Alunos bolsistas enfrentam discriminação e segregação em escolas de elite de SP

Atualizado em 31 de agosto de 2024 às 20:28
Colégio Marista Arquidiocesano. Foto: Divulgação

Gabriel Domingues, agora com 21 anos, recorda o impacto que causou ao chegar ao Colégio Marista Arquidiocesano, uma das instituições de ensino mais tradicionais de São Paulo. Bolsista, negro e morador da periferia, Gabriel destoava dos colegas em um ambiente onde as mensalidades ultrapassam R$ 3.000. A diferença não era apenas financeira, mas também social e racial, e as dificuldades enfrentadas durante o ensino médio moldaram sua visão sobre o sistema educacional. Com informações da Folha de S.Paulo.

Desde o início, Gabriel encontrou barreiras para se enturmar com os demais alunos, cujas vivências eram muito diferentes das suas. “Eles não me chamavam para sair e justificavam dizendo que era muito caro”, relata ele. Além disso, enfrentou a discriminação racial, sendo apelidado de “Gabnegão” pelos colegas, uma prática que ele tolerou na época, mas que hoje reconhece como racista.

Gabriel é agora estudante de administração pública na Fundação Getulio Vargas (FGV) e membro da Ponteduca, uma organização sem fins lucrativos que luta pela democratização da educação particular e pela redução das desigualdades socioeconômicas. Na Ponteduca, ele recolhe relatos de outros bolsistas que enfrentam situações semelhantes nas escolas de elite paulistas.

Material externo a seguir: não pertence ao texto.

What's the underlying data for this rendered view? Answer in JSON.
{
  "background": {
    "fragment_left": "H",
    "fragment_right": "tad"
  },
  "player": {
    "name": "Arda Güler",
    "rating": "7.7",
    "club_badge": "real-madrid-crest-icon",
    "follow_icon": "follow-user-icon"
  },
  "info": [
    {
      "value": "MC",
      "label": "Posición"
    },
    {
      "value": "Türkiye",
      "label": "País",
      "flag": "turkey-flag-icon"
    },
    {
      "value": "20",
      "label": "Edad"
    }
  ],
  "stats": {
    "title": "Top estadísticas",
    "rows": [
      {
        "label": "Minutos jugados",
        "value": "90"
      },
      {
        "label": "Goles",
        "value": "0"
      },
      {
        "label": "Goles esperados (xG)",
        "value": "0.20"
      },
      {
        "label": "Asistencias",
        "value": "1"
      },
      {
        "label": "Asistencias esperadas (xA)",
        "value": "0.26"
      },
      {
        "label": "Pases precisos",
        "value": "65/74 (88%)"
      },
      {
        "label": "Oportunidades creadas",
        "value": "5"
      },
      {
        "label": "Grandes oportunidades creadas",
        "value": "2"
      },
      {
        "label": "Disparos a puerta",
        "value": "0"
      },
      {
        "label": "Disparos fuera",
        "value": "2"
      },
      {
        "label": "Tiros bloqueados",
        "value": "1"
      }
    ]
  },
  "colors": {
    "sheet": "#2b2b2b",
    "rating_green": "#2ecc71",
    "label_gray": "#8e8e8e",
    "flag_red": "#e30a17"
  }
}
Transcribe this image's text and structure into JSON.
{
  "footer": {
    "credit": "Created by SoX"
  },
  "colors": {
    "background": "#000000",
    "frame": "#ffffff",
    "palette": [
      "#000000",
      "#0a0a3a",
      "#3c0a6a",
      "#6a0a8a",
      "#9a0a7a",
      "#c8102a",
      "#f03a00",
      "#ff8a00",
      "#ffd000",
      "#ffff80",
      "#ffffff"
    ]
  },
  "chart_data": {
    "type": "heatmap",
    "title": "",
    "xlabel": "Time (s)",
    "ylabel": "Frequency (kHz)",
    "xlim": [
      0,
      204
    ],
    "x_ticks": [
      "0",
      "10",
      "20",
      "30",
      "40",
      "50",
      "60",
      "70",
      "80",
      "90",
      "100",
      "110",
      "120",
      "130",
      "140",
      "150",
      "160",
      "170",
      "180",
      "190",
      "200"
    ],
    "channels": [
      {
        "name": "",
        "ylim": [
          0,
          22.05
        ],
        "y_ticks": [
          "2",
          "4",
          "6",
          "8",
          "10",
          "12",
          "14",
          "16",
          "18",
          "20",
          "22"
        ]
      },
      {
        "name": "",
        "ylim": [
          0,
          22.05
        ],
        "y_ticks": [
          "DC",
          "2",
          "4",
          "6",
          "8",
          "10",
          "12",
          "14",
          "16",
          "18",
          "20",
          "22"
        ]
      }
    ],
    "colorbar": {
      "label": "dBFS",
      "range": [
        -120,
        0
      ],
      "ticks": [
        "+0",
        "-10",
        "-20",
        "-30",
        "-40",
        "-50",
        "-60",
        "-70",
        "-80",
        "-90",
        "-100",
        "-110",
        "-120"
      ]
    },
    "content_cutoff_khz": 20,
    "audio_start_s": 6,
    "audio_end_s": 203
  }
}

Entre os colégios mencionados pelos estudantes e ex-estudantes estão o Colégio São Luís, Porto Seguro e Santo Américo, onde a discriminação se manifesta de diferentes formas. No São Luís, por exemplo, os bolsistas são separados dos pagantes, estudando à noite e sem autorização para entrar na escola antes do horário das aulas, mesmo que para estudar.

Outro caso emblemático é o do Colégio Porto Seguro, que desde 1966 mantém a Escola da Comunidade para atender estudantes de baixa renda.

Colégio Marista Arquidiocesano. Foto: Divulgação

Até 2020, bolsistas e pagantes estudavam na mesma unidade no Morumbi, mas agora estão separados por cerca de quatro quilômetros, após a transferência dos bolsistas para um prédio na Vila Andrade. Alunos bolsistas relataram que, mesmo quando estavam na mesma unidade, eram impedidos de circular por áreas comuns da escola sem autorização.

Casos de discriminação também envolvem filhos de professores que têm direito a bolsas integrais. Uma ex-professora do Porto Seguro contou que suas filhas enfrentaram exclusão e bullying devido à sua condição de bolsistas. A situação levou uma delas a desenvolver depressão, e a mãe decidiu mudar de escola para proteger sua filha.

O debate sobre a responsabilidade das escolas particulares em proteger os bolsistas ganhou destaque recentemente após o suicídio de um aluno bolsista do Colégio Bandeirantes, que havia relatado ser vítima de discriminação.

Ednéia Gonçalves, socióloga e coordenadora da Ação Educativa, reforça que as escolas têm a obrigação de proteger esses estudantes. “As escolas precisam alinhar com as famílias como enxergam a concessão de bolsas. Se o colégio e os pais olham para os bolsistas como caridade, não vai funcionar”, afirma.

As escolas mencionadas, como São Luís, Porto Seguro e Marista, afirmaram em notas que possuem programas para combater o bullying e promover a inclusão de todos os alunos, sem distinção. No entanto, os relatos dos bolsistas e seus familiares indicam que ainda há um longo caminho a percorrer para garantir um ambiente verdadeiramente inclusivo.